Water-modulated low-wavelength fluorescence emission of PSmOrange

Abstract

The fluorescent protein (FP) family has been a prominent focus for several decades due to its extensive applications in bioimaging. However, the fluorescence mechanisms of fluorescent proteins have not been fully elucidated. Recently, there have been reports suggesting the involvement of water in the fluorescent behaviors of FPs. Although numerous theoretical calculations and a few experimental studies based on protein solutions have been conducted, direct experimental evidence to unravel the role of water within fluorescent proteins remains elusive. Herein, we reported the impact of water on the low-wavelength fluorescence emission of PSmOrange, a model FP known for its excellent photostability and high-water content. We found that the presence of water induces the emergence of this low-wavelength fluorescence emission. This effect can be attributed to a hydrogen bond network involving the fluorophore and water molecules.

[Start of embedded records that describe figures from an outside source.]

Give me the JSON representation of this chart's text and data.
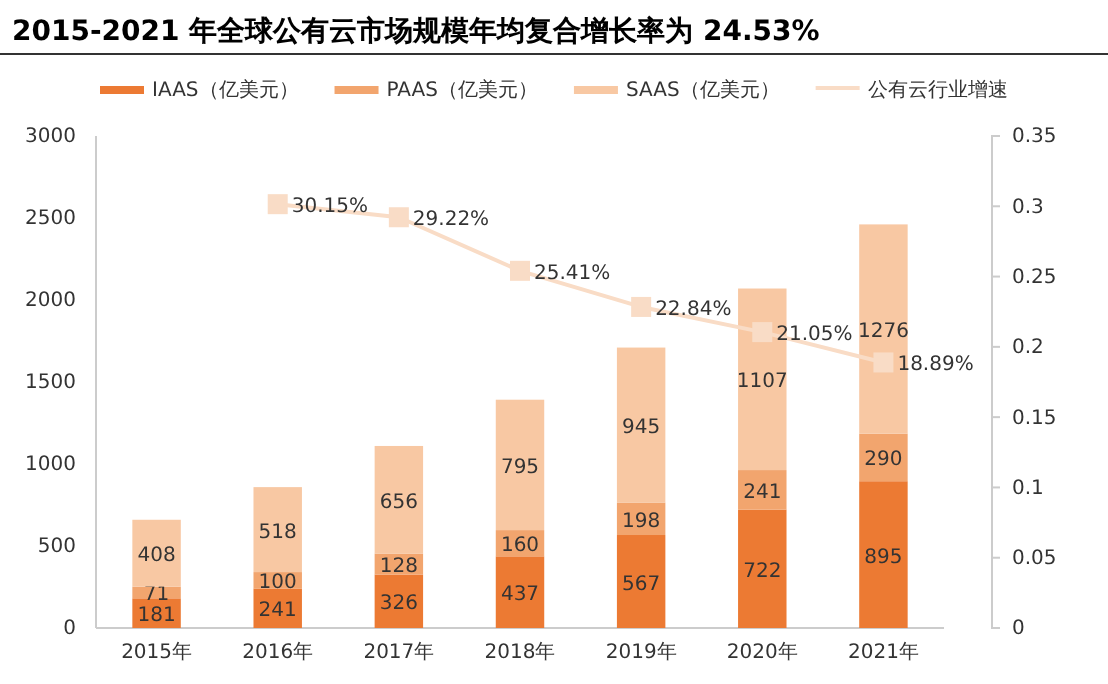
{
  "chart_data": {
    "type": "bar",
    "title": "2015-2021 年全球公有云市场规模年均复合增长率为 24.53%",
    "categories": [
      "2015年",
      "2016年",
      "2017年",
      "2018年",
      "2019年",
      "2020年",
      "2021年"
    ],
    "stacked": true,
    "data_labels": true,
    "legend": "top",
    "grid": false,
    "ylim": [
      0,
      3000
    ],
    "yticks": [
      0,
      500,
      1000,
      1500,
      2000,
      2500,
      3000
    ],
    "y2lim": [
      0,
      0.35
    ],
    "y2ticks": [
      0,
      0.05,
      0.1,
      0.15,
      0.2,
      0.25,
      0.3,
      0.35
    ],
    "series": [
      {
        "name": "IAAS（亿美元）",
        "color": "#ec7a33",
        "values": [
          181,
          241,
          326,
          437,
          567,
          722,
          895
        ]
      },
      {
        "name": "PAAS（亿美元）",
        "color": "#f2a56e",
        "values": [
          71,
          100,
          128,
          160,
          198,
          241,
          290
        ]
      },
      {
        "name": "SAAS（亿美元）",
        "color": "#f8c8a3",
        "values": [
          408,
          518,
          656,
          795,
          945,
          1107,
          1276
        ]
      },
      {
        "name": "公有云行业增速",
        "type": "line",
        "axis": "y2",
        "color": "#f9dcc6",
        "marker": "square",
        "line_style": "solid",
        "values": [
          null,
          0.3015,
          0.2922,
          0.2541,
          0.2284,
          0.2105,
          0.1889
        ],
        "value_labels": [
          null,
          "30.15%",
          "29.22%",
          "25.41%",
          "22.84%",
          "21.05%",
          "18.89%"
        ]
      }
    ]
  }
}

Manipulating this hydrogen bond network by altering temperature or water types proved to be an effective strategy for modulating the fluorescent behaviors of PSmOrange. This study sheds light on the role of water in modulating the low-wavelength fluorescence emission of FPs and pave the way for the design and development of the next generation biomolecule-based fluorescence probes in real-time temperature monitoring in cold chain storage.